ASPEK BIOLOGI Emerita emeritus (Linnaeus 1767) DI PANTAI GLAGAH, PARANGTRITIS, DAN PARANGKUSUMO

*Irzani Hamzah Setya Rahmatuloh  -  Departemen Sumberdaya Akuatik, Fakultas Perikanan dan Ilmu Kelautan, Universitas Diponegoro
Agus Hartoko  -  Departemen Sumberdaya Akuatik, Fakultas Perikanan dan Ilmu Kelautan, Universitas Diponegoro
Bambang Sulardiono  -  Departemen Sumberdaya Akuatik, Fakultas Perikanan dan Ilmu Kelautan, Universitas Diponegoro
Received: 18 Sep 2019; Published: 28 Feb 2020.
View
Open Access Copyright 2020 Jurnal Pasir Laut
License URL: http://creativecommons.org/licenses/by-sa/4.0

Citation Format:
Abstract

Undur-undur laut adalah salah satu jenis hewan Crustacea dari Superfamili Hippoidae yang hidup di swash zone di wilayah intertidal. Undur-undur laut Emerita emeritus dapat ditemukan di Pantai Glagah, Pantai Parangtritis dan Pantai Parangkusumo. Perbedaan kondisi di ketiga lingkungan pantai tersebut dapat menyebabkan respon yang berbeda-beda pada undur-undur laut. Tujuan dari penelitian ini adalah untuk mengetahui faktor biologis E. emeritus dan mengetahui hubungan panjang berat dengan bahan organik dan tekstur sedimen di ketiga pantai tersebut. Penelitian ini dilaksanakan pada tanggal 23-24 April 2019. Metode yang digunakan adalah metode survei. Teknik pengambilan sampel menggunakan metode purposive sampling. Analisis data yang digunakan meliputi analisis morfometrik untuk pengukuran panjang dan berat E.emeritus, analisis uji regresi linear untuk pola pertumbuhan, metode gravimetri untuk bahan organik, analisis tekstur sedimen menggunakan sieve sheker dan analisis uji korelasi Pearson. Hasil penelitian menunjukkan bahwa pola pertumbuhan undur-undur E. emeritus jantan dan betina di ketiga pantai bersifat allometrik negatif dengan nilai b<3. Nisbah kelamin jantan dan betina di Pantai Glagah 4:1, Pantai Parangtritis 0:1, dan Pantai Parangkusumo 1:17. Faktor kondisi berkisar 0-1 yang berarti E. emeritus dalam kondisi pipih.

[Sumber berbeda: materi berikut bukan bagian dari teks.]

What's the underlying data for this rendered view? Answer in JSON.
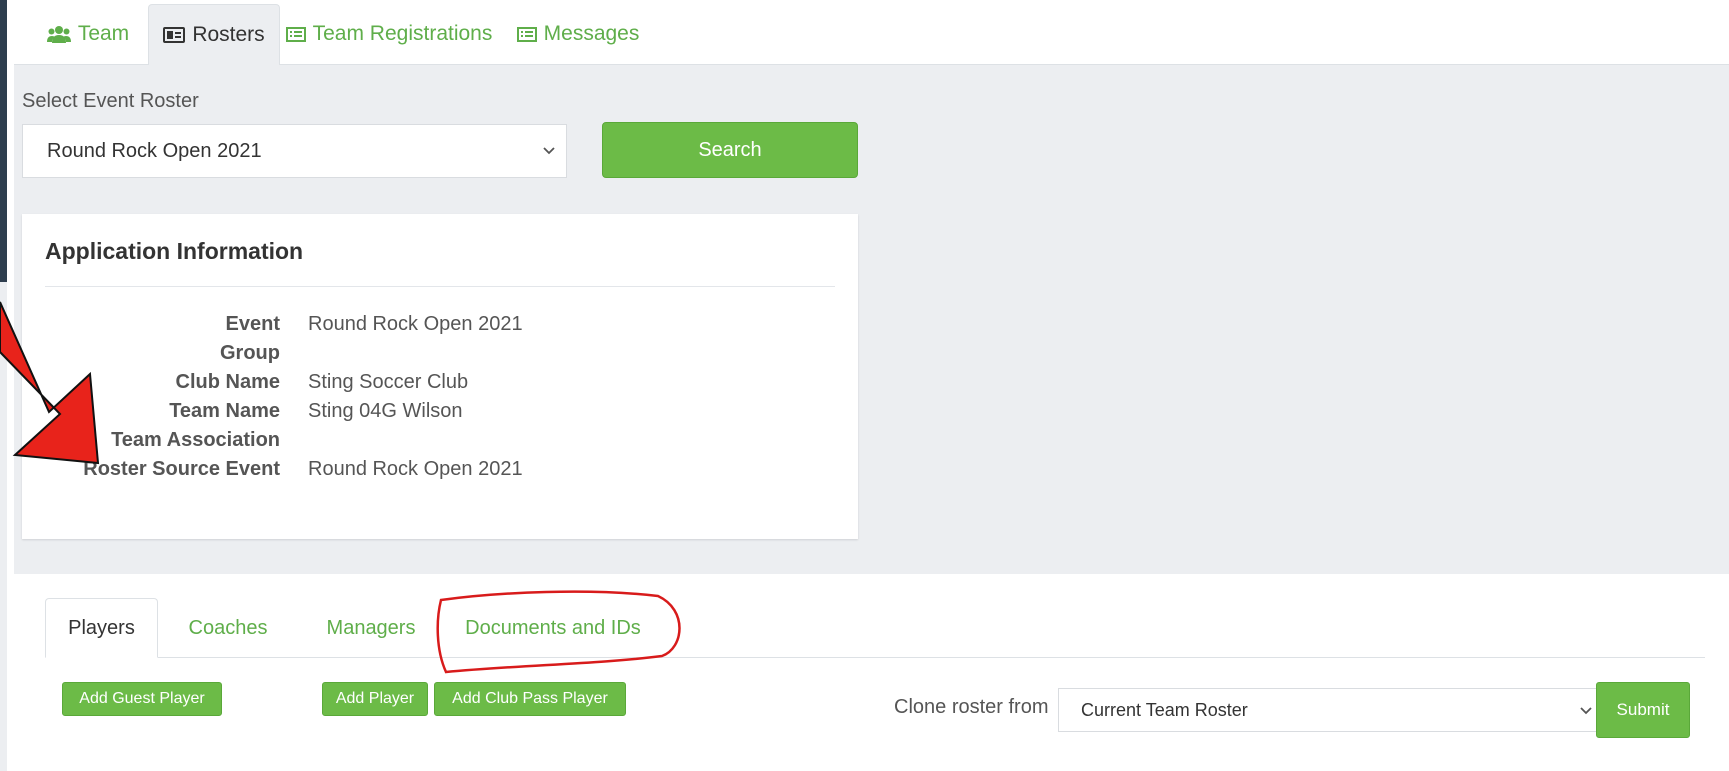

Hubungan panjang berat E. emeritus dengan tekstur sedimen untuk ketiga pantai berada di kategori lemah berbanding terbalik dengan hubungan panjang berat dengan kandungan bahan organik yang masuk ke dalam kategori tinggi.

Keywords: Emerita emeritus, Pesisir Selatan Jawa, Panjang Berat, Tekstur Sedimen, Bahan Organik

Article Metrics:

Last update: 2021-03-06 17:15:15

No citation recorded.

Last update: 2021-03-06 17:15:16

No citation recorded.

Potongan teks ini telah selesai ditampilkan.